In Finnland ist es normal anders zu sein

Die Welt ist zu Besuch bei der Neuen Arbeit. Nach den Besuchen aus Äthiopien und Südkorea kam am 22. März eine Delegation aus Finnland zu Besuch.
Herr Professor Veijo Notkola und Frau Pirjo Lehtoranta von der „Stiftung Rehabilitation“ in Helsinki haben sich von Ralf Ehring, Geschäftsleitungsmitglied der Neuen Arbeit, die komplexe Welt der deutschen Arbeitshilfe erklären lassen. Die finnische Stiftung beschäftigt sich mit Fragen zur Wiedereingliederung von Menschen mit Behinderungen.

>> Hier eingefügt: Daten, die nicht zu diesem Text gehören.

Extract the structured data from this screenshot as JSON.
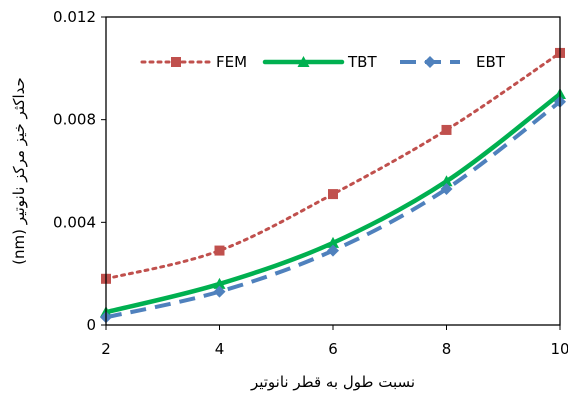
{
  "chart_data": {
    "type": "line",
    "xlabel": "نسبت طول به قطر نانوتیر",
    "ylabel": "حداکثر خیز مرکز نانوتیر (nm)",
    "xlim": [
      2,
      10
    ],
    "ylim": [
      0,
      0.012
    ],
    "x_ticks": [
      "2",
      "4",
      "6",
      "8",
      "10"
    ],
    "y_ticks": [
      "0",
      "0.004",
      "0.008",
      "0.012"
    ],
    "x_tick_values": [
      2,
      4,
      6,
      8,
      10
    ],
    "y_tick_values": [
      0,
      0.004,
      0.008,
      0.012
    ],
    "grid": false,
    "legend_position": "top",
    "series": [
      {
        "name": "FEM",
        "style": "dotted",
        "marker": "square",
        "color": "#c0504d",
        "x": [
          2,
          4,
          6,
          8,
          10
        ],
        "y": [
          0.0018,
          0.0029,
          0.0051,
          0.0076,
          0.0106
        ]
      },
      {
        "name": "TBT",
        "style": "solid",
        "marker": "triangle",
        "color": "#00b050",
        "x": [
          2,
          4,
          6,
          8,
          10
        ],
        "y": [
          0.0005,
          0.0016,
          0.0032,
          0.0056,
          0.009
        ]
      },
      {
        "name": "EBT",
        "style": "dashed",
        "marker": "diamond",
        "color": "#4f81bd",
        "x": [
          2,
          4,
          6,
          8,
          10
        ],
        "y": [
          0.0003,
          0.0013,
          0.0029,
          0.0053,
          0.0087
        ]
      }
    ]
  }
}
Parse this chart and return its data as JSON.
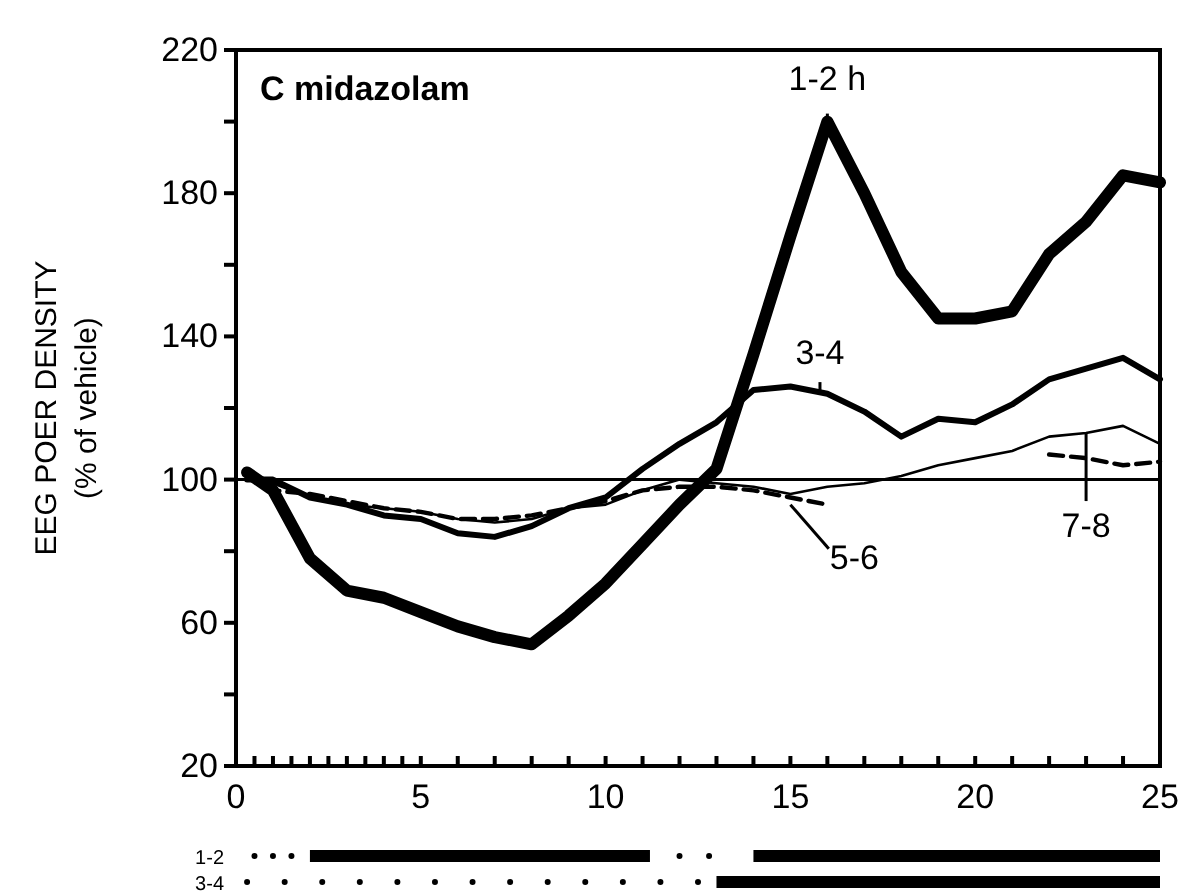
{
  "chart_data": {
    "type": "line",
    "title": "C midazolam",
    "ylabel": "EEG POER DENSITY\n(% of vehicle)",
    "x": [
      0.3,
      1,
      2,
      3,
      4,
      5,
      6,
      7,
      8,
      9,
      10,
      11,
      12,
      13,
      14,
      15,
      16,
      17,
      18,
      19,
      20,
      21,
      22,
      23,
      24,
      25
    ],
    "series": [
      {
        "color": "#000000",
        "line_style": "solid",
        "values": [
          102,
          97,
          78,
          69,
          67,
          63,
          59,
          56,
          54,
          62,
          71,
          82,
          93,
          103,
          135,
          168,
          200,
          180,
          158,
          145,
          145,
          147,
          163,
          172,
          185,
          183
        ]
      },
      {
        "color": "#000000",
        "line_style": "solid",
        "values": [
          100,
          100,
          95,
          93,
          90,
          89,
          85,
          84,
          87,
          92,
          95,
          103,
          110,
          116,
          125,
          126,
          124,
          119,
          112,
          117,
          116,
          121,
          128,
          131,
          134,
          128
        ]
      },
      {
        "color": "#000000",
        "line_style": "dashed",
        "values": [
          101,
          97,
          96,
          94,
          92,
          91,
          89,
          89,
          90,
          92,
          94,
          97,
          98,
          98,
          97,
          95,
          93,
          null,
          null,
          null,
          null,
          null,
          107,
          106,
          104,
          105
        ]
      },
      {
        "color": "#000000",
        "line_style": "solid",
        "values": [
          101,
          99,
          95,
          93,
          92,
          91,
          89,
          88,
          89,
          92,
          93,
          97,
          100,
          99,
          98,
          96,
          98,
          99,
          101,
          104,
          106,
          108,
          112,
          113,
          115,
          110
        ]
      }
    ],
    "xlim": [
      0,
      25
    ],
    "ylim": [
      20,
      220
    ],
    "xticks": [
      0,
      {
        "value": 0.5,
        "label": null
      },
      {
        "value": 1,
        "label": null
      },
      {
        "value": 1.5,
        "label": null
      },
      {
        "value": 2,
        "label": null
      },
      {
        "value": 2.5,
        "label": null
      },
      {
        "value": 3,
        "label": null
      },
      {
        "value": 3.5,
        "label": null
      },
      {
        "value": 4,
        "label": null
      },
      {
        "value": 4.5,
        "label": null
      },
      5,
      {
        "value": 6,
        "label": null
      },
      {
        "value": 7,
        "label": null
      },
      {
        "value": 8,
        "label": null
      },
      {
        "value": 9,
        "label": null
      },
      10,
      {
        "value": 11,
        "label": null
      },
      {
        "value": 12,
        "label": null
      },
      {
        "value": 13,
        "label": null
      },
      {
        "value": 14,
        "label": null
      },
      15,
      {
        "value": 16,
        "label": null
      },
      {
        "value": 17,
        "label": null
      },
      {
        "value": 18,
        "label": null
      },
      {
        "value": 19,
        "label": null
      },
      20,
      {
        "value": 21,
        "label": null
      },
      {
        "value": 22,
        "label": null
      },
      {
        "value": 23,
        "label": null
      },
      {
        "value": 24,
        "label": null
      },
      25
    ],
    "yticks": [
      20,
      {
        "value": 40,
        "label": null
      },
      60,
      {
        "value": 80,
        "label": null
      },
      100,
      {
        "value": 120,
        "label": null
      },
      140,
      {
        "value": 160,
        "label": null
      },
      180,
      {
        "value": 200,
        "label": null
      },
      220
    ],
    "ref_lines": [
      {
        "axis": "y",
        "value": 100,
        "color": "#000000"
      }
    ],
    "annotations": [
      {
        "text": "1-2 h",
        "x": 16,
        "y": 200
      },
      {
        "text": "3-4",
        "x": 15.8,
        "y": 125
      },
      {
        "text": "5-6",
        "x": 15,
        "y": 93
      },
      {
        "text": "7-8",
        "x": 23,
        "y": 113
      },
      "1-2",
      "3-4"
    ],
    "grid": false,
    "marker": "none"
  }
}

Begleitet wurde die beiden Gäste aus Finnland von Martin Schmollinger vom „Deutschen Verband für Rehabilitation“ und Bernhard Pflaum vom „Kommunalverband für Jugend und Soziales Baden-Württemberg“.

Das besondere Interesse der Gäste lag auf der Frage, was in Deutschland für psychisch erkrankte Menschen nach Beendigung ihrer Rehabilitation zur Wiedereingliederung in das Arbeitsleben getan wird. Darum stand das niederschwellige Gemeinschaftsprojekt „reINTEGRA“ der Neuen Arbeit und dem Rudolf-Sophien-Stift im Mittelpunkt der Präsentation.

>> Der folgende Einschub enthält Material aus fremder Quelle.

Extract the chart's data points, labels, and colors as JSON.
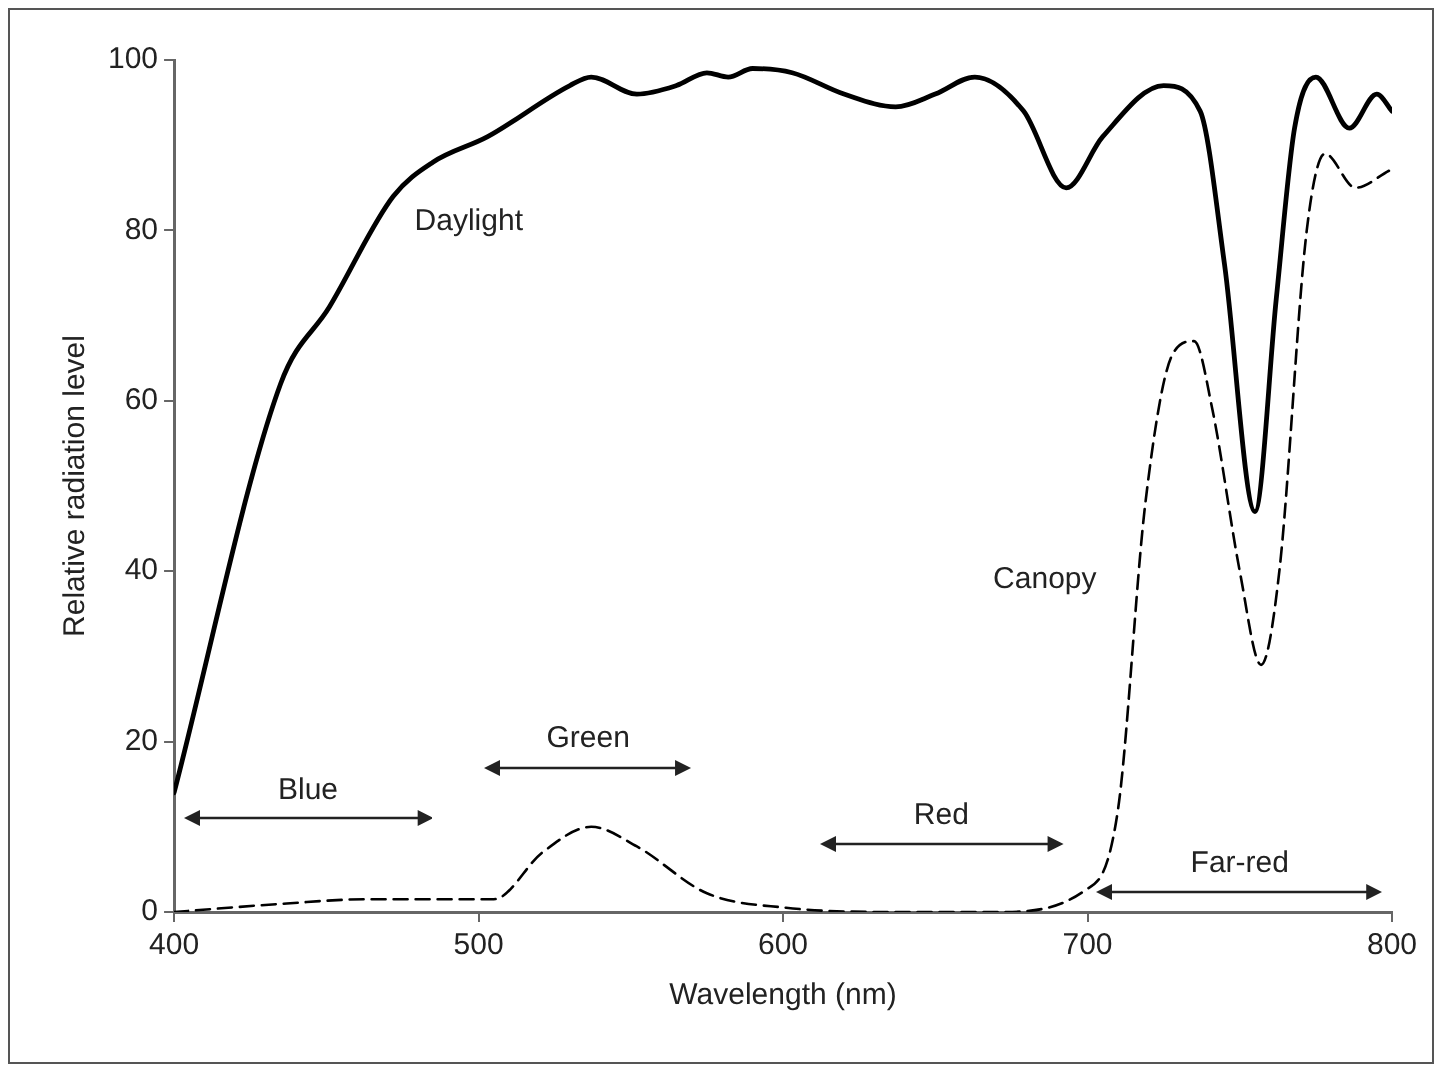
{
  "chart_data": {
    "type": "line",
    "xlabel": "Wavelength (nm)",
    "ylabel": "Relative radiation level",
    "xlim": [
      400,
      800
    ],
    "xticks": [
      400,
      500,
      600,
      700,
      800
    ],
    "ylim": [
      0,
      100
    ],
    "yticks": [
      0,
      20,
      40,
      60,
      80,
      100
    ],
    "grid": false,
    "legend": false,
    "marker": "none",
    "series": [
      {
        "name": "Daylight",
        "color": "#000000",
        "line_style": "solid",
        "x": [
          400,
          435,
          451,
          472,
          485,
          503,
          530,
          537,
          552,
          565,
          575,
          582,
          590,
          603,
          620,
          637,
          650,
          663,
          679,
          693,
          705,
          725,
          737,
          745,
          755,
          762,
          768,
          775,
          786,
          795,
          800
        ],
        "values": [
          14,
          62,
          71,
          84,
          88,
          91,
          97,
          98,
          96,
          97,
          98.5,
          98,
          99,
          98.5,
          96,
          94.5,
          96,
          98,
          94,
          85,
          91,
          97,
          94,
          76,
          47,
          72,
          92,
          98,
          92,
          96,
          94
        ]
      },
      {
        "name": "Canopy",
        "color": "#000000",
        "line_style": "dashed",
        "x": [
          400,
          437,
          463,
          505,
          521,
          537,
          552,
          575,
          601,
          637,
          670,
          699,
          710,
          719,
          728,
          735,
          741,
          750,
          757,
          763,
          772,
          778,
          788,
          799
        ],
        "values": [
          0,
          1,
          1.5,
          1.5,
          7,
          10,
          7.7,
          2.2,
          0.5,
          0,
          0,
          2.5,
          12,
          48,
          65.5,
          67,
          59,
          40,
          29,
          40,
          80,
          89,
          85,
          87
        ]
      }
    ],
    "annotations": [
      "Blue",
      "Green",
      "Red",
      "Far-red"
    ]
  }
}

Notkola berichtete, dass in seinem Land der Kreis von Menschen mit psychischen Erkrankungen zugenommen hat. Seine Stiftung habe evaluiert, dass Menschen nicht länger als sechs Wochen nach Beendigung ihrer Rehabilitation Zuhause bleiben sollen. Nach Ablauf dieser Frist würde es immer schwerer sie wieder ins Arbeitsleben zu integrieren. Darum werden die Betroffenen mit Instrumenten wie Arbeitszeitverkürzung, Beschäftigung in Teilzeit, Coaching und anderen Hilfemaßnahmen an ihrem alten Arbeitsplatz gehalten und so langsam wieder eingegliedert. Oft gelingt dies so gut, dass ihr Arbeitsumfeld es gar nicht wahrnimmt. Falls diese Art der Wiedereingliederung nicht gelingt, gibt es auch ähnliche Projekte wie reINTEGRA.

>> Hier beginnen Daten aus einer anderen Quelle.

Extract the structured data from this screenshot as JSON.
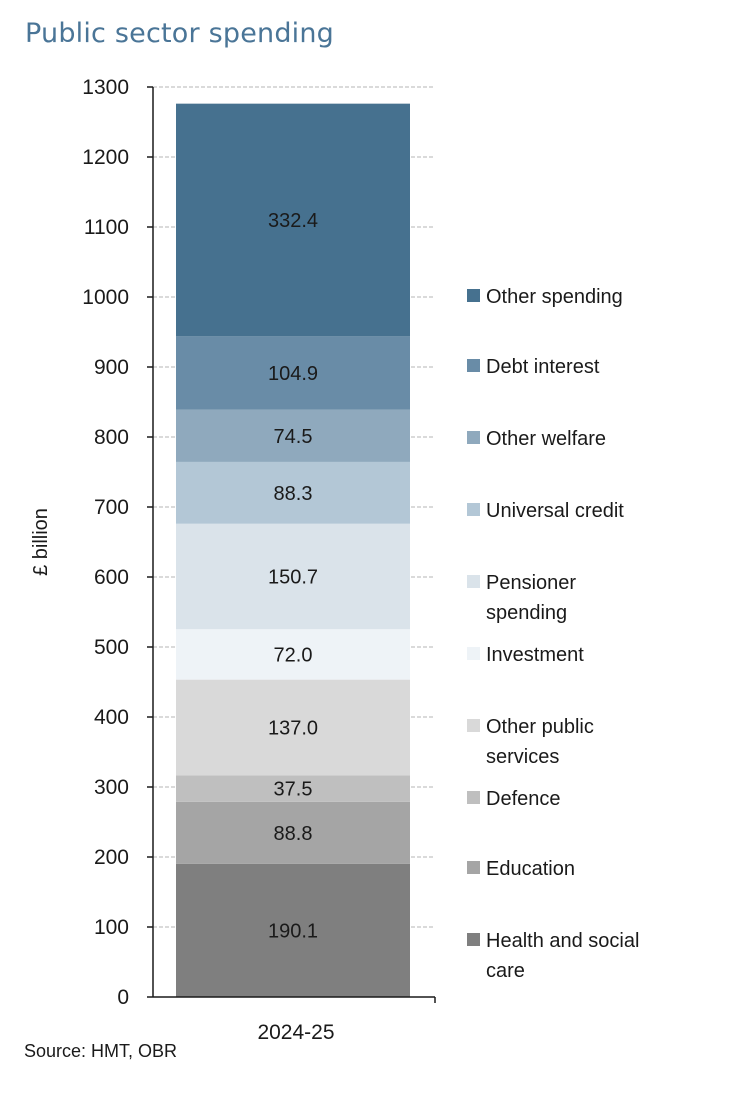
{
  "title": "Public sector spending",
  "source": "Source: HMT, OBR",
  "chart_data": {
    "type": "bar",
    "stacked": true,
    "title": "Public sector spending",
    "xlabel": "",
    "ylabel": "£ billion",
    "ylim": [
      0,
      1300
    ],
    "yticks": [
      0,
      100,
      200,
      300,
      400,
      500,
      600,
      700,
      800,
      900,
      1000,
      1100,
      1200,
      1300
    ],
    "categories": [
      "2024-25"
    ],
    "grid": "horizontal-dashed",
    "legend_position": "right",
    "series": [
      {
        "name": "Health and social care",
        "legend_lines": [
          "Health and social",
          "care"
        ],
        "values": [
          190.1
        ],
        "label": "190.1",
        "color": "#7f7f7f"
      },
      {
        "name": "Education",
        "legend_lines": [
          "Education"
        ],
        "values": [
          88.8
        ],
        "label": "88.8",
        "color": "#a5a5a5"
      },
      {
        "name": "Defence",
        "legend_lines": [
          "Defence"
        ],
        "values": [
          37.5
        ],
        "label": "37.5",
        "color": "#bfbfbf"
      },
      {
        "name": "Other public services",
        "legend_lines": [
          "Other public",
          "services"
        ],
        "values": [
          137.0
        ],
        "label": "137.0",
        "color": "#d9d9d9"
      },
      {
        "name": "Investment",
        "legend_lines": [
          "Investment"
        ],
        "values": [
          72.0
        ],
        "label": "72.0",
        "color": "#eef3f7"
      },
      {
        "name": "Pensioner spending",
        "legend_lines": [
          "Pensioner",
          "spending"
        ],
        "values": [
          150.7
        ],
        "label": "150.7",
        "color": "#dae3ea"
      },
      {
        "name": "Universal credit",
        "legend_lines": [
          "Universal credit"
        ],
        "values": [
          88.3
        ],
        "label": "88.3",
        "color": "#b3c7d6"
      },
      {
        "name": "Other welfare",
        "legend_lines": [
          "Other welfare"
        ],
        "values": [
          74.5
        ],
        "label": "74.5",
        "color": "#8fa9bd"
      },
      {
        "name": "Debt interest",
        "legend_lines": [
          "Debt interest"
        ],
        "values": [
          104.9
        ],
        "label": "104.9",
        "color": "#698ca7"
      },
      {
        "name": "Other spending",
        "legend_lines": [
          "Other spending"
        ],
        "values": [
          332.4
        ],
        "label": "332.4",
        "color": "#46718f"
      }
    ]
  }
}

„Das international vielgelobte finnische Sozialsystem wird seinem guten Ruf tatsächlich gerecht“, sagt Notkola. „In Finnland ist es normal anders zu sein, es gibt keine soziale Stigmatisierung arbeitsloser und behinderter Menschen.
Die wirtschaftlich angespannte Situation und Massenkündigungen, wie zum Beispiel bei Unternehmen wie NOKIA, führen jedem Menschen vor Augen, dass es auch ihn treffen kann. Zudem beginnt die Integration bei uns immer sehr früh“, so Notkola.

In Finnland sind die Nichtregierungsorganisationen sehr stark und sorgen für den Erhalt der im Vergleich mit Deutschland viel besseren Rahmenbedingungen.

Das finnische Fernsehen strahlt ein Reality-TV-Format aus, in dem Menschen mit Behinderung tragende Rollen besetzen. Eine gute Idee, das Thema Inklusion in die Gesellschaft zu tragen - nicht nur für Finnland, sondern auch für das deutsche Fernsehen.